One wonders further whether these "young idealists" and "thorough democrats" could possibly be the same people mentioned by Brooks in another recent piece. "History shows that Americans are willing to make sacrifices. The real doubts come when we see ourselves inflicting them. What will happen to the national mood when the news programs start broadcasting images of the brutal measures our own troops will have to adopt? Inevitably, there will be atrocities that will cause many good-hearted people to defect from the cause. They will be tempted to have us retreat into the paradise of our own innocence." [sic] My own doubts on seeing Brooks "inflict" such "sacrifices" on English usage aside, I hardly think the prospect of "brutal measures" being broadcast on network television in the US is a likely one, since even funerals of soldiers killed in action are off the media’s menu at the moment.
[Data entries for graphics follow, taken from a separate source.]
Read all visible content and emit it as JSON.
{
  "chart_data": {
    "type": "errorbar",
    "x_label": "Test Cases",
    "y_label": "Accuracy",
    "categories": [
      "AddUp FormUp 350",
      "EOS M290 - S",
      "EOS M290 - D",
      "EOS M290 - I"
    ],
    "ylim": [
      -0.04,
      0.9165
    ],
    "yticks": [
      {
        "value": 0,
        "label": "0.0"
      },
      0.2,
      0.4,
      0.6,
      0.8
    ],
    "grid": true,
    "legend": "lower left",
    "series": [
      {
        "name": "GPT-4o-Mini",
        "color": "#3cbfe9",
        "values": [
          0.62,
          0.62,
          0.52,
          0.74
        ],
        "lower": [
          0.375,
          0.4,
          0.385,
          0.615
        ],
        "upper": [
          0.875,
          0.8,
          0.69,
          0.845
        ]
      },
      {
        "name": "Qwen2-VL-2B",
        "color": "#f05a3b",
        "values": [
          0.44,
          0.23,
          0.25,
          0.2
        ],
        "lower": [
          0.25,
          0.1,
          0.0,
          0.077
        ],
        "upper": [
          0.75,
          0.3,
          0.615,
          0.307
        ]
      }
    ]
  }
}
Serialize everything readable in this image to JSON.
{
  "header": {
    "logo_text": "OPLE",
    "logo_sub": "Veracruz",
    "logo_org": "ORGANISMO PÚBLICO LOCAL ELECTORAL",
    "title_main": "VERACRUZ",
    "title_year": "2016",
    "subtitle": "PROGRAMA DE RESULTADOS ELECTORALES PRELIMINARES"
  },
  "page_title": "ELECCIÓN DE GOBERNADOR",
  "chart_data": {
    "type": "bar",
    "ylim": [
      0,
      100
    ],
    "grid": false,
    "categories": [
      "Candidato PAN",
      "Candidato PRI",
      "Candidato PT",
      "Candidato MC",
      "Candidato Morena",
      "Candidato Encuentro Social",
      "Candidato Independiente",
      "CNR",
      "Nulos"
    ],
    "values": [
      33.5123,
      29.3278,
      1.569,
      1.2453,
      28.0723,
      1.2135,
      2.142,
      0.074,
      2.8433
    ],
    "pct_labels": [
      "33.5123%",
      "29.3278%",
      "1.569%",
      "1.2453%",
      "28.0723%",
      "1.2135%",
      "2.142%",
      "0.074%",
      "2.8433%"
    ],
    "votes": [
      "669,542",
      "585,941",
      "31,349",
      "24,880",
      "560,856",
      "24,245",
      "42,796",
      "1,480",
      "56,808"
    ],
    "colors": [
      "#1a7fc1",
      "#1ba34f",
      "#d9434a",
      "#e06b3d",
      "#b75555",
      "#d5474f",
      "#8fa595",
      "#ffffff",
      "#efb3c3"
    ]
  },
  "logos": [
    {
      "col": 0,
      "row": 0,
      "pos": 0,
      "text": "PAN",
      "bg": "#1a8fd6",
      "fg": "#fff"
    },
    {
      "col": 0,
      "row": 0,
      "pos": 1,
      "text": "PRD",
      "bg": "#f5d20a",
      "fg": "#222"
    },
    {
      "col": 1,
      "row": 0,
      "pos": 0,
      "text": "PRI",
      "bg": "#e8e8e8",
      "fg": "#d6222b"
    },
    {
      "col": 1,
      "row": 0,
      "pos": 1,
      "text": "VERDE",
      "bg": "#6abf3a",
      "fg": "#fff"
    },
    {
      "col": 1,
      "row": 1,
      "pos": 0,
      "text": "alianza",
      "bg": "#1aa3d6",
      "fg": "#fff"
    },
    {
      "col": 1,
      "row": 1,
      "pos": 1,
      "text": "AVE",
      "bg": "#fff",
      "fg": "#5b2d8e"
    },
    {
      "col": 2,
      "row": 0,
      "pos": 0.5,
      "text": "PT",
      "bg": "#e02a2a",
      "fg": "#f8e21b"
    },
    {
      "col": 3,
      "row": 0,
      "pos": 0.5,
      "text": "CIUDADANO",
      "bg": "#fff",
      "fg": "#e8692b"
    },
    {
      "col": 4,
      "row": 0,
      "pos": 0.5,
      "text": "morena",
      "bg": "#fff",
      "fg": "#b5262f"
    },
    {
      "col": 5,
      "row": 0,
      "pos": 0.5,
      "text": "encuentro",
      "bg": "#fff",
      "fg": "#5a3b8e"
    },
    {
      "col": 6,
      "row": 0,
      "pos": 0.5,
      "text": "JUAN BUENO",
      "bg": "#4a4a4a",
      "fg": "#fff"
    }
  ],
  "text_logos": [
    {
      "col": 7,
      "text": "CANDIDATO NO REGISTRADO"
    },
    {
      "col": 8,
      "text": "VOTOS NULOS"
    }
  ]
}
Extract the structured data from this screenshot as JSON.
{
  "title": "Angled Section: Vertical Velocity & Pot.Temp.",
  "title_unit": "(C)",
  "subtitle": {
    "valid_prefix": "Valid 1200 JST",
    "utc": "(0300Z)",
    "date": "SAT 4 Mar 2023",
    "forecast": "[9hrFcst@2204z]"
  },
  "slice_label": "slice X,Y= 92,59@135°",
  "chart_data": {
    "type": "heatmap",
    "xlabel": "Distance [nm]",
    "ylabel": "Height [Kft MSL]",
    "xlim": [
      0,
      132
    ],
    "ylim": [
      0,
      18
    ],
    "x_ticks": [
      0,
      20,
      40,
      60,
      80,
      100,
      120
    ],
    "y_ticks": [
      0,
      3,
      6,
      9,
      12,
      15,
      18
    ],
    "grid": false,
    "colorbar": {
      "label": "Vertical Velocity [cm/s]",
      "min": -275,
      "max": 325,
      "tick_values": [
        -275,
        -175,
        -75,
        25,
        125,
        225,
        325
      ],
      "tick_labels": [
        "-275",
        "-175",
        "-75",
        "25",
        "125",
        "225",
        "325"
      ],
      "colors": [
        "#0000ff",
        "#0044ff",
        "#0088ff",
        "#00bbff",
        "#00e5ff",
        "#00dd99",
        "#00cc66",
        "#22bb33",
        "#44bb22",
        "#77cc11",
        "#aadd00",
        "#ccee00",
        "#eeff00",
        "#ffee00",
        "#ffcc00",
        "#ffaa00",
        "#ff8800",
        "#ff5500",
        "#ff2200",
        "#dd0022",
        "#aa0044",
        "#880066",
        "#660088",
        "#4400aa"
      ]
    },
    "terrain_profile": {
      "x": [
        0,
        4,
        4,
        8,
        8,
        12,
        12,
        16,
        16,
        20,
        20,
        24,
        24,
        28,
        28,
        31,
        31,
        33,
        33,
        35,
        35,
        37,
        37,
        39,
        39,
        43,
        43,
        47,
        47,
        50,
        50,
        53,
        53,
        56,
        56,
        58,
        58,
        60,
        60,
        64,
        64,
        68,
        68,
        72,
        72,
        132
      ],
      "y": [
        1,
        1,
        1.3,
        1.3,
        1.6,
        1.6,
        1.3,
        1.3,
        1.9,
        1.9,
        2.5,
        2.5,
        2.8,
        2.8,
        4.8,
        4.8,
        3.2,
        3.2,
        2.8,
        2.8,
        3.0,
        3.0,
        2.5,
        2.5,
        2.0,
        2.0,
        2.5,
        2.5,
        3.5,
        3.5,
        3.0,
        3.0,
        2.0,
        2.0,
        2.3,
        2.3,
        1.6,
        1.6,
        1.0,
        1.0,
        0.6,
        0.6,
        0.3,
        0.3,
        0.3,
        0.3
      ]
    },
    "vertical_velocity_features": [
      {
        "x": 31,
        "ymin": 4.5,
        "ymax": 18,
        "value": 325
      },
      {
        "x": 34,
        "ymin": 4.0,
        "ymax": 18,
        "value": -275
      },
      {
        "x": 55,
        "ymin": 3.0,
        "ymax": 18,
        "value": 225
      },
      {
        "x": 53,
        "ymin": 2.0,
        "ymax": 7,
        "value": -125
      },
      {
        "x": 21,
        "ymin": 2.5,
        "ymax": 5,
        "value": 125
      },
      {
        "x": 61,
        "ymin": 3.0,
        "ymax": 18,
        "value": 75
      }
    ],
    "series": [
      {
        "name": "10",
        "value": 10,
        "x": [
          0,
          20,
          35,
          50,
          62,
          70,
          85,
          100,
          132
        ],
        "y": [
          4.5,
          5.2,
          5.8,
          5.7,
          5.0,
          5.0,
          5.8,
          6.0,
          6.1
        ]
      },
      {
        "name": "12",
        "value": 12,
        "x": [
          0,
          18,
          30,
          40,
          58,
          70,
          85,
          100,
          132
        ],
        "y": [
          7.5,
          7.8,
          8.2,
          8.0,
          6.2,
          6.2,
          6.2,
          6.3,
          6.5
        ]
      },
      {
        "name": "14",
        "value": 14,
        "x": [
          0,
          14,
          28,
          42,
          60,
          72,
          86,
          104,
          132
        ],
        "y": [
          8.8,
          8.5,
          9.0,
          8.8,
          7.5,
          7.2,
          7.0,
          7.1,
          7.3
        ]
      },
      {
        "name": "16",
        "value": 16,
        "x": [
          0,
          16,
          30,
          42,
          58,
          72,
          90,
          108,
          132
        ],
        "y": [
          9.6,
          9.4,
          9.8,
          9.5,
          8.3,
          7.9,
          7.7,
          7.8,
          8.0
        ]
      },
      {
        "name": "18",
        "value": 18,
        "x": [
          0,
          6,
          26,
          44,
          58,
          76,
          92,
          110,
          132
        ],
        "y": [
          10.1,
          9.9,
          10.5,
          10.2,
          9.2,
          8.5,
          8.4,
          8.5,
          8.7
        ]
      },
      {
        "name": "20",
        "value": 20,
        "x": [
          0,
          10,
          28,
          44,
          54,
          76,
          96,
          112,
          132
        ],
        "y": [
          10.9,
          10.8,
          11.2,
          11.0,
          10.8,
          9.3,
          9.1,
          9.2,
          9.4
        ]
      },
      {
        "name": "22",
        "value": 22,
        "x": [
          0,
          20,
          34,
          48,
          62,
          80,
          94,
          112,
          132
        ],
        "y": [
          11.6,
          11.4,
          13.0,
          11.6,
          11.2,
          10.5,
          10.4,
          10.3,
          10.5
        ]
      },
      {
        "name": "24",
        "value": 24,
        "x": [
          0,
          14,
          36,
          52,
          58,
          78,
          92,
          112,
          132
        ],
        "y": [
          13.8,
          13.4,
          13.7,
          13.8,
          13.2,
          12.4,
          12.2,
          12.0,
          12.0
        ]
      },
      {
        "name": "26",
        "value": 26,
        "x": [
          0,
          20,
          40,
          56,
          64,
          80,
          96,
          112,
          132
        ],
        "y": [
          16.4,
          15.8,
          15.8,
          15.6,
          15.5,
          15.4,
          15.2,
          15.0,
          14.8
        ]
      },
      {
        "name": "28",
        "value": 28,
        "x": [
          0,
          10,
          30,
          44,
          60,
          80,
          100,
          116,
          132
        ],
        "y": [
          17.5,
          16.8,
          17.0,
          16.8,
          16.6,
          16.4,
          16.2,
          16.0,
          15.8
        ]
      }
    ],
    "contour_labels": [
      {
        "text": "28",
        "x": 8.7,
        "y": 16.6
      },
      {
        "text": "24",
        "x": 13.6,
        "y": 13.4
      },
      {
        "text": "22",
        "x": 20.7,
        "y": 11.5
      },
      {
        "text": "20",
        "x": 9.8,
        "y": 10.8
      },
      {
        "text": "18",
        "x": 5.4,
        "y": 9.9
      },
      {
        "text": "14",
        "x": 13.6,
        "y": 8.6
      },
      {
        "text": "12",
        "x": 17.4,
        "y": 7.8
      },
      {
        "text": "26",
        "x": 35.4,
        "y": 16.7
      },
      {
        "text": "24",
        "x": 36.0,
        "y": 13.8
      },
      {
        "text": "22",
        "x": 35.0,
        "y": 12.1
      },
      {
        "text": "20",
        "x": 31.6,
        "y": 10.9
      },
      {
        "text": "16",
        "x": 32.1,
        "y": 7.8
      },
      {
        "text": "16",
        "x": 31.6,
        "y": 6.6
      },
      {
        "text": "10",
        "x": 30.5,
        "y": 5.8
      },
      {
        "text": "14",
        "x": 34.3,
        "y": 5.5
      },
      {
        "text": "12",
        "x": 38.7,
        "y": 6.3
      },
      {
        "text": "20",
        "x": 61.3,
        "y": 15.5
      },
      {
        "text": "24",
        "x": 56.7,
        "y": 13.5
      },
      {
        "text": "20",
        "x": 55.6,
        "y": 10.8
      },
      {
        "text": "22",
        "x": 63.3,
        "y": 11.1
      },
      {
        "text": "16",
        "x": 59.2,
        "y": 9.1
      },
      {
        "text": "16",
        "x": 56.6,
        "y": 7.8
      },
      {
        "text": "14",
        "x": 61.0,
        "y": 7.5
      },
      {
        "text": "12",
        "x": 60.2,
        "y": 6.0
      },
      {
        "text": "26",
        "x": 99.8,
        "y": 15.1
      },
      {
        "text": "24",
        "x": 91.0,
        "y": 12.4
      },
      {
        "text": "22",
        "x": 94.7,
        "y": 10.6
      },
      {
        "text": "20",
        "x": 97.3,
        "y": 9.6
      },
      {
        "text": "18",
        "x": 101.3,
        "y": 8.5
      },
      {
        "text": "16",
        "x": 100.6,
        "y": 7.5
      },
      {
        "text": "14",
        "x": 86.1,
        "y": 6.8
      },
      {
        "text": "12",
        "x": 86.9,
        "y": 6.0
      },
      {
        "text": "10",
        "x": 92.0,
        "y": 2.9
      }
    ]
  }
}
Robert Fisk may be slightly overstating his case in charging Brooks with "advocacy of war crimes by US soldiers," but the latter does seem in the above passage to edge considerably beyond connivance.

"If some president did want to create an empire, he couldn't do it with these people," thinks Brooks. "Their faith in freedom governs their actions." This kind of banality is hard to believe. As if the "nameless, unremembered acts of kindness" of a number of young servicemen and women on the ground could possibly protect the people of Iraq from the rapacious designs of a commander-in-chief and his henchmen who have shamelessly and repeatedly lied to them, their fellow citizens, and the world community at large!

One would have thought that readers of the New York Times had enough on their plates between Messrs. Safire and Friedman. How David Brooks got a job is beyond me. It might be true of the troops in Iraq, but it is surely true of him, that in his shockingly precipitous decline into doublethink he is "straddling the divide between insanity and order," and in danger of traversing it completely.